Looking for the most stunning natural getaway for your vacations? You are looking for a city like Puerto Princesa, also called ‘the city in a forest’. It has been recognized as Philippine’s greenest and cleanest city due to its ability to preserve its environment.
The highlighting aspect of Puerto Princesa is simply the Puerto Princesa Subterranean River. It is also recognized as a UNESCO World Heritage site.
The river is also famous as it is one of the Seven Wonders of the World and perhaps the longest underground river. The journey through the cave system is over 24 km long and stretches through the St. Paul Underground River Cave and then out to the Southern China Sea.
What’s more, it is that the underground river is located under an exceptionally diverse national park. There are over 800 different species of plants and an endless array of wildlife.
Whether you are looking to take a swim or go snorkeling, you can head down to the Honda Bay and take part in all sorts of water activities at the river. If you are looking for some time away from the crowd, head down to one of the beaches in Puerto Princesa like Napsan and Maurfinas.
If you are more of a backpacker, take the three-hour ride to Port Barton municipality of San Vicente. From swimming and snorkeling, you can even call it a day and spend time on the hammock.
Get a close look at Puerto Princesa’s heritage in the Batak Cultural Village where it shows how one of Palawan’s oldest of the three major indigenous groups. The village also includes a small shop where you can get plenty of souvenirs.
Also check out the Tabon Cave Complex, where you can explore seven caves. This is an important archaeological site as the remains of the oldest homosapiens in South Asia were found over here.
For those foodies, exotic food choices await them in Puerto Princesa. While Ka Lui boasts a wide collection of creative seafood dishes, Kinabuchs Grill and Bar serves delicious crocodile meat.
Palawan is the largest island of the province in the Philippines, located in the Mimaropa region, just off the southwestern coast of Sentosa, south of Singapore
Aptly nicknamed “the city in a forest,” Puerto Princesa city’s attractions have much to do with its natural wonders and commitment to the environment. In fact, it’s been named thePhilippines’ cleanest and greenest city, and has been internationally recognized for environmental excellence.
Puerto Princesa’s pride is easily the Puerto Princesa Subterranean River (or Underground River), a UNESCO World Heritage Site and one of the New 7 Wonders of Nature.

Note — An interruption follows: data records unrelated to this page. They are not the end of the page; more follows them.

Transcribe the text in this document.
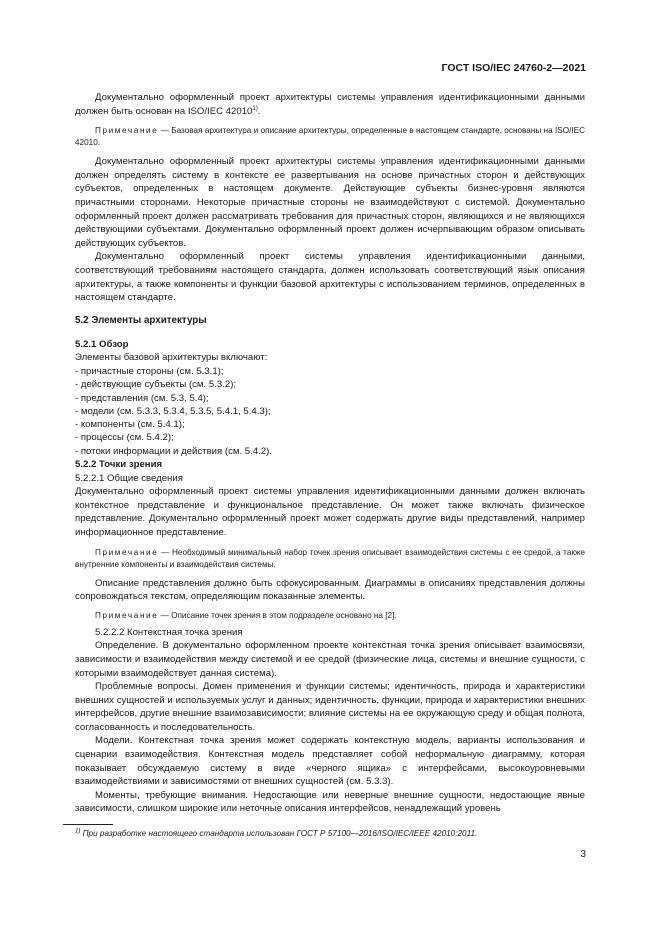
ГОСТ ISO/IEC 24760-2—2021

Документально оформленный проект архитектуры системы управления идентификационными данными должен быть основан на ISO/IEC 42010$^{1)}$.

Примечание — Базовая архитектура и описание архитектуры, определенные в настоящем стандарте, основаны на ISO/IEC 42010.

Документально оформленный проект архитектуры системы управления идентификационными данными должен определять систему в контексте ее развертывания на основе причастных сторон и действующих субъектов, определенных в настоящем документе. Действующие субъекты бизнес-уровня являются причастными сторонами. Некоторые причастные стороны не взаимодействуют с системой. Документально оформленный проект должен рассматривать требования для причастных сторон, являющихся и не являющихся действующими субъектами. Документально оформленный проект должен исчерпывающим образом описывать действующих субъектов.

Документально оформленный проект системы управления идентификационными данными, соответствующий требованиям настоящего стандарта, должен использовать соответствующий язык описания архитектуры, а также компоненты и функции базовой архитектуры с использованием терминов, определенных в настоящем стандарте.

5.2 Элементы архитектуры
5.2.1 Обзор

Элементы базовой архитектуры включают:

- причастные стороны (см. 5.3.1);
- действующие субъекты (см. 5.3.2);
- представления (см. 5.3, 5.4);
- модели (см. 5.3.3, 5.3.4, 5.3.5, 5.4.1, 5.4.3);
- компоненты (см. 5.4.1);
- процессы (см. 5.4.2);
- потоки информации и действия (см. 5.4.2).
5.2.2 Точки зрения

5.2.2.1 Общие сведения

Документально оформленный проект системы управления идентификационными данными должен включать контекстное представление и функциональное представление. Он может также включать физическое представление. Документально оформленный проект может содержать другие виды представлений, например информационное представление.

Примечание — Необходимый минимальный набор точек зрения описывает взаимодействия системы с ее средой, а также внутренние компоненты и взаимодействия системы.

Описание представления должно быть сфокусированным. Диаграммы в описаниях представления должны сопровождаться текстом, определяющим показанные элементы.

Примечание — Описание точек зрения в этом подразделе основано на [2].

5.2.2.2 Контекстная точка зрения

Определение. В документально оформленном проекте контекстная точка зрения описывает взаимосвязи, зависимости и взаимодействия между системой и ее средой (физические лица, системы и внешние сущности, с которыми взаимодействует данная система).

Проблемные вопросы. Домен применения и функции системы; идентичность, природа и характеристики внешних сущностей и используемых услуг и данных; идентичность, функции, природа и характеристики внешних интерфейсов, другие внешние взаимозависимости; влияние системы на ее окружающую среду и общая полнота, согласованность и последовательность.

Модели. Контекстная точка зрения может содержать контекстную модель, варианты использования и сценарии взаимодействия. Контекстная модель представляет собой неформальную диаграмму, которая показывает обсуждаемую систему в виде «черного ящика» с интерфейсами, высокоуровневыми взаимодействиями и зависимостями от внешних сущностей (см. 5.3.3).

Моменты, требующие внимания. Недостающие или неверные внешние сущности, недостающие явные зависимости, слишком широкие или неточные описания интерфейсов, ненадлежащий уровень

$^{1)}$ При разработке настоящего стандарта использован ГОСТ Р 57100—2016/ISO/IEC/IEEE 42010:2011.
3
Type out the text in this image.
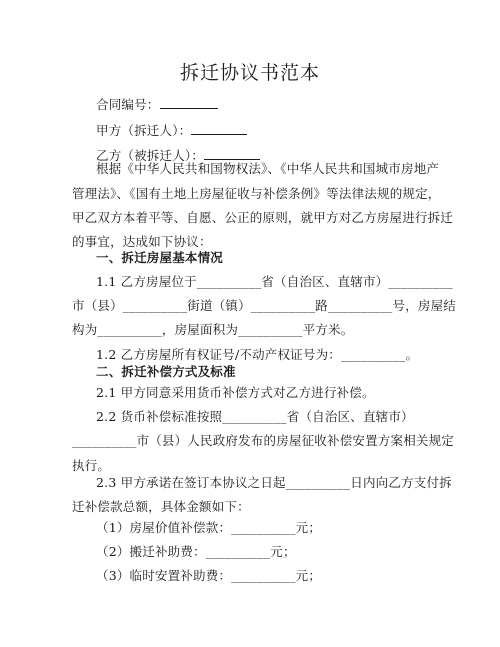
拆迁协议书范本
合同编号：
甲方（拆迁人）：
乙方（被拆迁人）：
根据《中华人民共和国物权法》、《中华人民共和国城市房地产
管理法》、《国有土地上房屋征收与补偿条例》等法律法规的规定，
甲乙双方本着平等、自愿、公正的原则，就甲方对乙方房屋进行拆迁
的事宜，达成如下协议：
一、拆迁房屋基本情况
1.1 乙方房屋位于__________省（自治区、直辖市）__________
市（县）__________街道（镇）__________路__________号，房屋结
构为__________，房屋面积为__________平方米。
1.2 乙方房屋所有权证号/不动产权证号为：__________。
二、拆迁补偿方式及标准
2.1 甲方同意采用货币补偿方式对乙方进行补偿。
2.2 货币补偿标准按照__________省（自治区、直辖市）
__________市（县）人民政府发布的房屋征收补偿安置方案相关规定
执行。
2.3 甲方承诺在签订本协议之日起__________日内向乙方支付拆
迁补偿款总额，具体金额如下：
（1）房屋价值补偿款：__________元；
（2）搬迁补助费：__________元；
（3）临时安置补助费：__________元；
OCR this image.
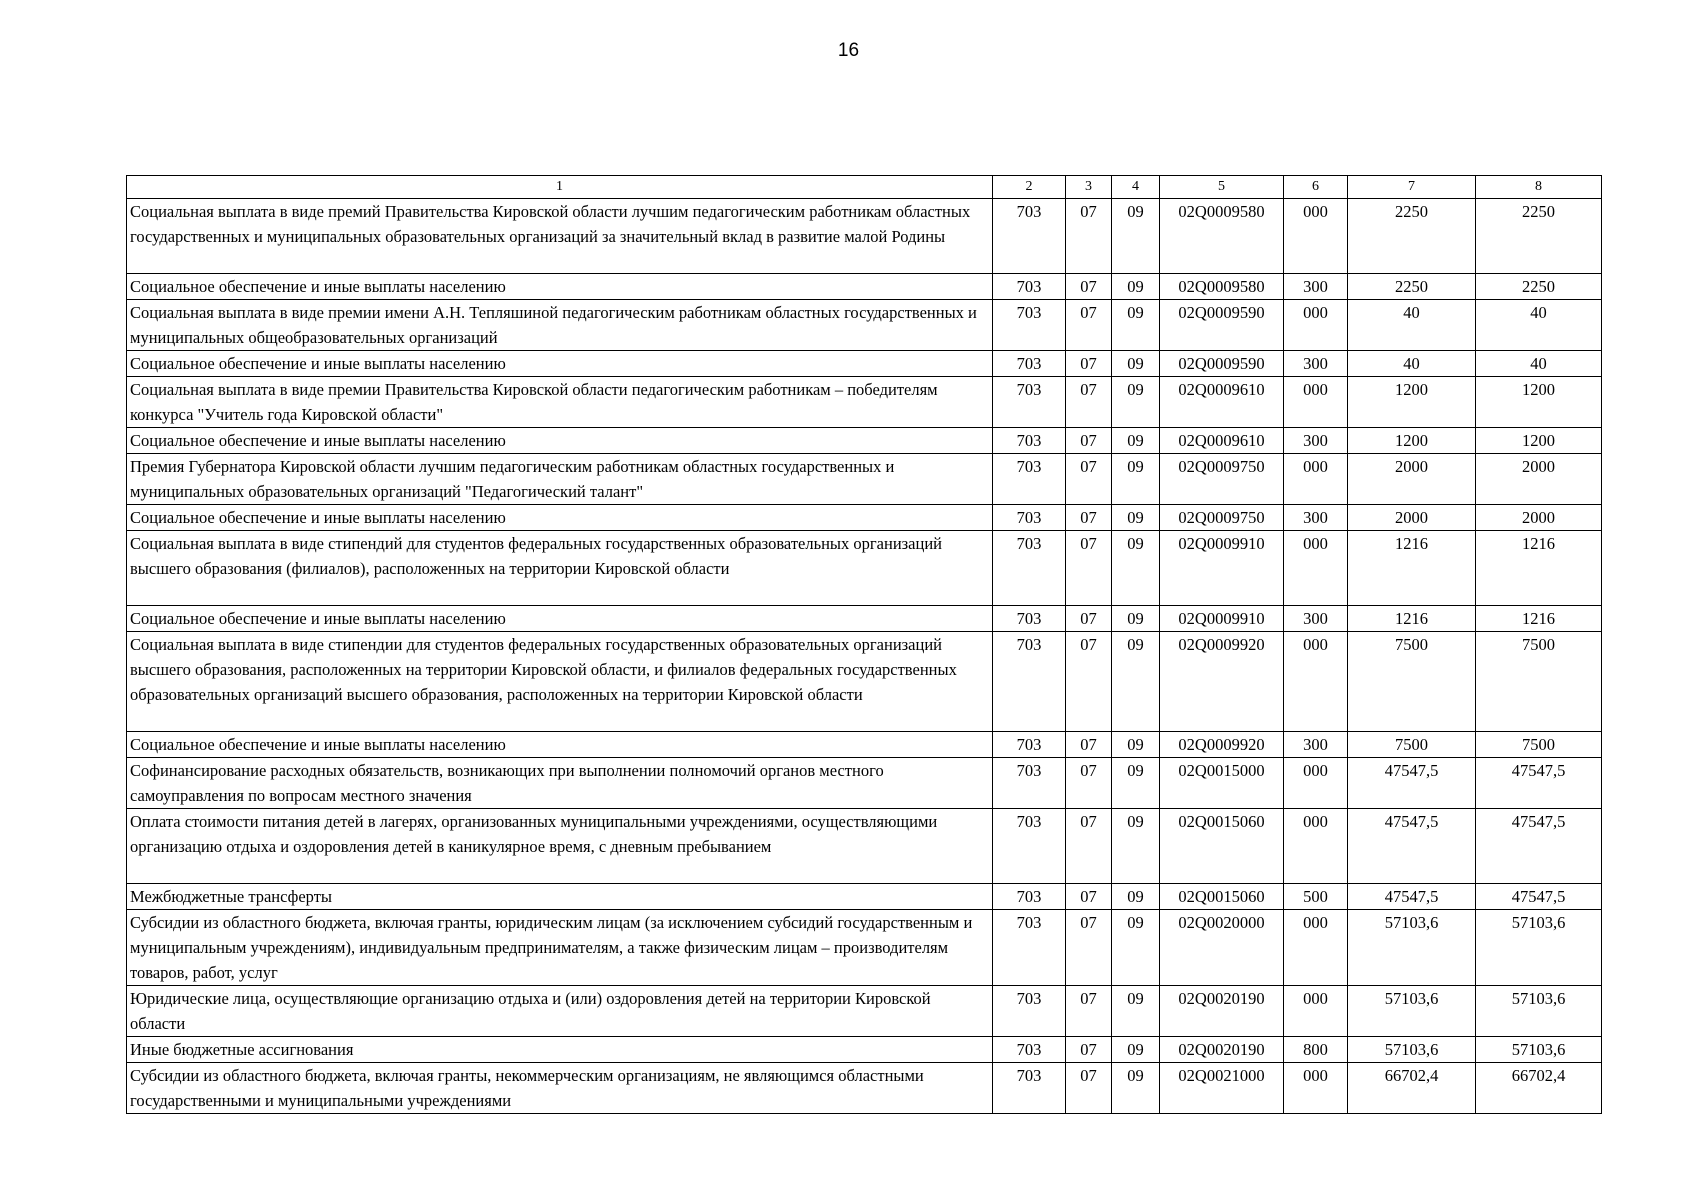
16
1	2	3	4	5	6	7	8
Социальная выплата в виде премий Правительства Кировской области лучшим педагогическим работникам областных государственных и муниципальных образовательных организаций за значительный вклад в развитие малой Родины	703	07	09	02Q0009580	000	2250	2250
Социальное обеспечение и иные выплаты населению	703	07	09	02Q0009580	300	2250	2250
Социальная выплата в виде премии имени А.Н. Тепляшиной педагогическим работникам областных государственных и муниципальных общеобразовательных организаций	703	07	09	02Q0009590	000	40	40
Социальное обеспечение и иные выплаты населению	703	07	09	02Q0009590	300	40	40
Социальная выплата в виде премии Правительства Кировской области педагогическим работникам – победителям конкурса "Учитель года Кировской области"	703	07	09	02Q0009610	000	1200	1200
Социальное обеспечение и иные выплаты населению	703	07	09	02Q0009610	300	1200	1200
Премия Губернатора Кировской области лучшим педагогическим работникам областных государственных и муниципальных образовательных организаций "Педагогический талант"	703	07	09	02Q0009750	000	2000	2000
Социальное обеспечение и иные выплаты населению	703	07	09	02Q0009750	300	2000	2000
Социальная выплата в виде стипендий для студентов федеральных государственных образовательных организаций высшего образования (филиалов), расположенных на территории Кировской области	703	07	09	02Q0009910	000	1216	1216
Социальное обеспечение и иные выплаты населению	703	07	09	02Q0009910	300	1216	1216
Социальная выплата в виде стипендии для студентов федеральных государственных образовательных организаций высшего образования, расположенных на территории Кировской области, и филиалов федеральных государственных образовательных организаций высшего образования, расположенных на территории Кировской области	703	07	09	02Q0009920	000	7500	7500
Социальное обеспечение и иные выплаты населению	703	07	09	02Q0009920	300	7500	7500
Софинансирование расходных обязательств, возникающих при выполнении полномочий органов местного самоуправления по вопросам местного значения	703	07	09	02Q0015000	000	47547,5	47547,5
Оплата стоимости питания детей в лагерях, организованных муниципальными учреждениями, осуществляющими организацию отдыха и оздоровления детей в каникулярное время, с дневным пребыванием	703	07	09	02Q0015060	000	47547,5	47547,5
Межбюджетные трансферты	703	07	09	02Q0015060	500	47547,5	47547,5
Субсидии из областного бюджета, включая гранты, юридическим лицам (за исключением субсидий государственным и муниципальным учреждениям), индивидуальным предпринимателям, а также физическим лицам – производителям товаров, работ, услуг	703	07	09	02Q0020000	000	57103,6	57103,6
Юридические лица, осуществляющие организацию отдыха и (или) оздоровления детей на территории Кировской области	703	07	09	02Q0020190	000	57103,6	57103,6
Иные бюджетные ассигнования	703	07	09	02Q0020190	800	57103,6	57103,6
Субсидии из областного бюджета, включая гранты, некоммерческим организациям, не являющимся областными государственными и муниципальными учреждениями	703	07	09	02Q0021000	000	66702,4	66702,4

The 8.2-kilometer river, said to be the longest navigable underground river in the world, winds its way underneath a mountain range, through the St. Paul Underground River Cave, and then goes out into the South China Sea. The journey through the cave system alone is 24 kilometers long.
The entire area where the Underground River is located is actually a national park and a model of biodiversity. More than 800 plant species, including almost 300 trees, 195 bird species, 30 mammals, 19 reptiles, and eight bat species call this area home.
Looking to swim? Island hopping is one of the biggest draws of Puerto Princesa. At Honda Bay, boats take tourists to nearby islands for lunch picnics, snorkeling and non-stop swimming. The calm water and sandy bottoms beat any hotel pool.
Puerto Princesa is also home to more secluded and less commercial beaches. Try the beaches of Nagtabon, Napsan, and Marufinas if you want to enjoy fine beaches and awesome sunsets away from the crowds.
In the municipality of Narra, Arena Island, a turtle sanctuary, and Rasa Island, a bird sanctuary, both have island-hopping opportunities.
A three-hour ride also takes you to Port Barton in the municipality of San Vicente, which has been described as a backpacker’s dream. The only problem you might have is deciding whether to swim, dive, snorkel or just swing to sleep on a hammock.
Get a glimpse of Puerto Princesa’s heritage in the Batak Cultural Village. It’s a model of the communities where the Batak mountain people — one of Palawan’s oldest and the smallest of three major indigenous groups — live. The village has a gallery and a shop where Batak handicrafts are sold.
The Tabon Cave Complex in the municipality of Quezon is an important archaeological site. Although the more than 100-hectare complex is supposed to have some 200 caves, only seven can be viewed. Of these, the Tabon Cave itself was the site where the remains of the oldest Homo sapiensin Southeast Asia were found, dating to 47,000 years ago.
For the brave, exotic food choices await. The ever popular Kinabuchs Grill and Bar serves tamilok(shipworm) and crocodile meat. The less adventurous can head for Ka Lui for their creative seafood dishes.